Is there a guide out there for dummies on how to try a ChatGPT like instance of ...

lhl · on June 18, 2023

For Falcon specifically, this is easy, it's embedded here: https://huggingface.co/blog/falcon#demo or you can access the demo here: https://huggingface.co/spaces/HuggingFaceH4/falcon-chat

I just tested both and it's pretty zippy (faster than AMD's recent live MI300 demo).

For llama-based models, recently I've been using https://github.com/turboderp/exllama a lot. It has a Dockerfile/docker-compose.yml so it should be pretty easy to get going. llama.cpp is the other easy one and the most recent updates put it's CUDA support only about 25% slower and generally is a simple `make` with a flag depending on which GPU you support you want and has basically no dependencies.

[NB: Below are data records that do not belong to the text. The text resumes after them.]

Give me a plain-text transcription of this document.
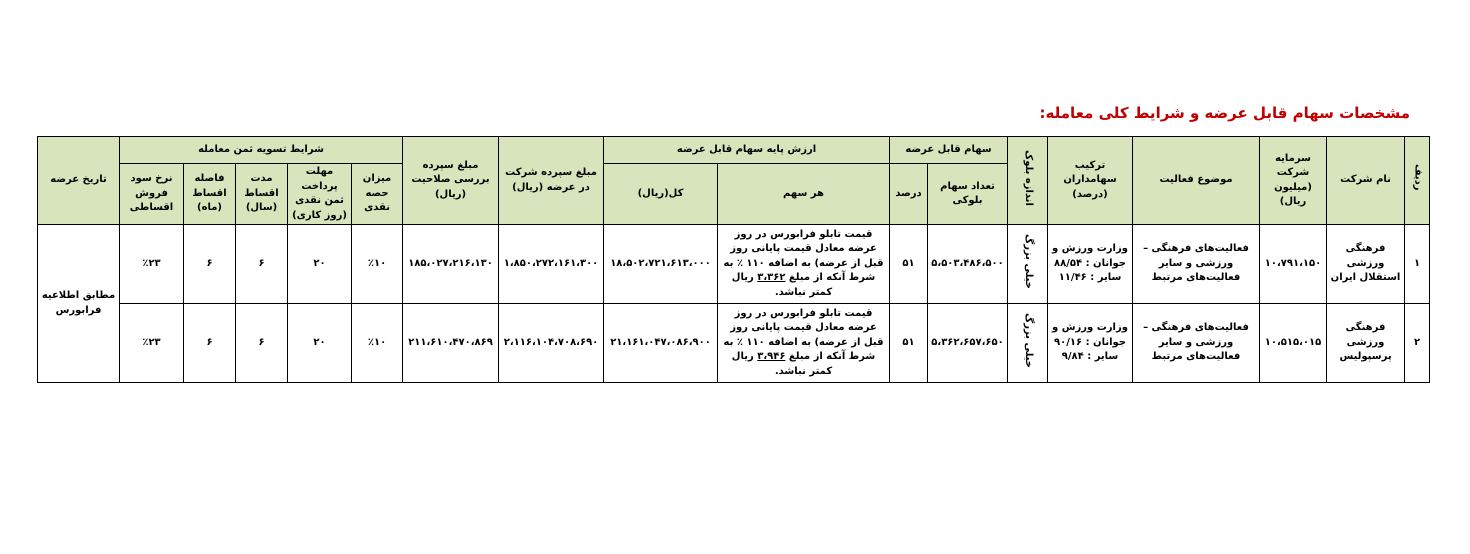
مشخصات سهام قابل عرضه و شرایط کلی معامله:
ردیف	نام شرکت	سرمایه شرکت (میلیون ریال)	موضوع فعالیت	ترکیب سهامداران (درصد)	اندازه بلوک	سهام قابل عرضه		ارزش پایه سهام قابل عرضه		مبلغ سپرده شرکت در عرضه (ریال)	مبلغ سپرده بررسی صلاحیت (ریال)	شرایط تسویه ثمن معامله					تاریخ عرضه
						تعداد سهام بلوکی	درصد	هر سهم	کل(ریال)			میزان حصه نقدی	مهلت پرداخت ثمن نقدی (روز کاری)	مدت اقساط (سال)	فاصله اقساط (ماه)	نرخ سود فروش اقساطی	
۱	فرهنگی ورزشی استقلال ایران	۱۰،۷۹۱،۱۵۰	فعالیت‌های فرهنگی – ورزشی و سایر فعالیت‌های مرتبط	وزارت ورزش و
جوانان : ۸۸/۵۴
سایر : ۱۱/۴۶	خیلی بزرگ	۵،۵۰۳،۴۸۶،۵۰۰	۵۱	قیمت تابلو فرابورس در روز عرضه معادل قیمت پایانی روز قبل از عرضه) به اضافه ۱۱۰ ٪ به شرط آنکه از مبلغ ۳،۳۶۲ ریال کمتر نباشد.	۱۸،۵۰۲،۷۲۱،۶۱۳،۰۰۰	۱،۸۵۰،۲۷۲،۱۶۱،۳۰۰	۱۸۵،۰۲۷،۲۱۶،۱۳۰	٪۱۰	۲۰	۶	۶	٪۲۳	مطابق اطلاعیه فرابورس
۲	فرهنگی ورزشی پرسپولیس	۱۰،۵۱۵،۰۱۵	فعالیت‌های فرهنگی – ورزشی و سایر فعالیت‌های مرتبط	وزارت ورزش و
جوانان : ۹۰/۱۶
سایر : ۹/۸۴	خیلی بزرگ	۵،۳۶۲،۶۵۷،۶۵۰	۵۱	قیمت تابلو فرابورس در روز عرضه معادل قیمت پایانی روز قبل از عرضه) به اضافه ۱۱۰ ٪ به شرط آنکه از مبلغ ۳،۹۴۶ ریال کمتر نباشد.	۲۱،۱۶۱،۰۴۷،۰۸۶،۹۰۰	۲،۱۱۶،۱۰۴،۷۰۸،۶۹۰	۲۱۱،۶۱۰،۴۷۰،۸۶۹	٪۱۰	۲۰	۶	۶	٪۲۳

Also, here's a Colab notebook that should let shows you run up to 13b quantized models (12G RAM, 80G disk, Tesla T4 16G) for free: https://colab.research.google.com/drive/1QzFsWru1YLnTVK77itW... (for Falcon, replace w/ Koboldcpp or ctransformers)

joshka · on June 18, 2023

Take a look at youtube vids for this. Mainly because you're going to see people show all the steps when presenting instead of skipping them when talking about what they did. E.g. https://www.youtube.com/watch?v=KenORQDCXV0

ianpurton · on June 21, 2023

I have a dockerfile here https://github.com/purton-tech/rust-llm-guide/tree/main/llm-... for running mpt-7b

docker run -it --rm ghcr.io/purton-tech/mpt-7b-chat

It's a big download due to the model size i.e. 5GB. The model is quantized and runs via the ggml tensor library. https://ggml.ai/.

api · on June 18, 2023

A small cheap VPS won’t have the compute or RAM to run these. The best way (and the intent) is to run it locally. A fast box with at least 32GiB of RAM (or VRAM for a GPU) can run many of the models that work with llama.cpp. For this 40G model you will need more like 48GiB of RAM.

Apple Silicon is pretty good for local models due to the unified CPU/GPU memory but a gaming PC is probably the most cost effective option.

If you want to just play around and don’t have a box big enough then temporarily renting one at Hetzner or OVH is pretty cost effective.

gardnr · on June 18, 2023

Falcon doesn't work in llama.cpp yet: https://github.com/ggerganov/llama.cpp/issues/1602

redox99 · on June 18, 2023

They said 1 or 2 bucks an hour. You can get an A100 for that.

londons_explore · on June 18, 2023

Try $100/hour for big LLM's... And you're probably going to need a fleet of 16 machines unless you want to quantize it and do inference only.

sp332 · on June 18, 2023

Where can you even find a machine for $100/hour? The most expensive one on this list is just over $5 and is definitely overkill for running a 40B model. https://www.paperspace.com/gpu-cloud-comparison

0x008 · on June 19, 2023

The prices there are totally not real. The A100 x 8 is listed for $5, whereas amazon price calculator lists it for $32 per hour...

sp332 · on June 19, 2023

It might have been a spot price. Spot prices now are higher than $5 but still under $10.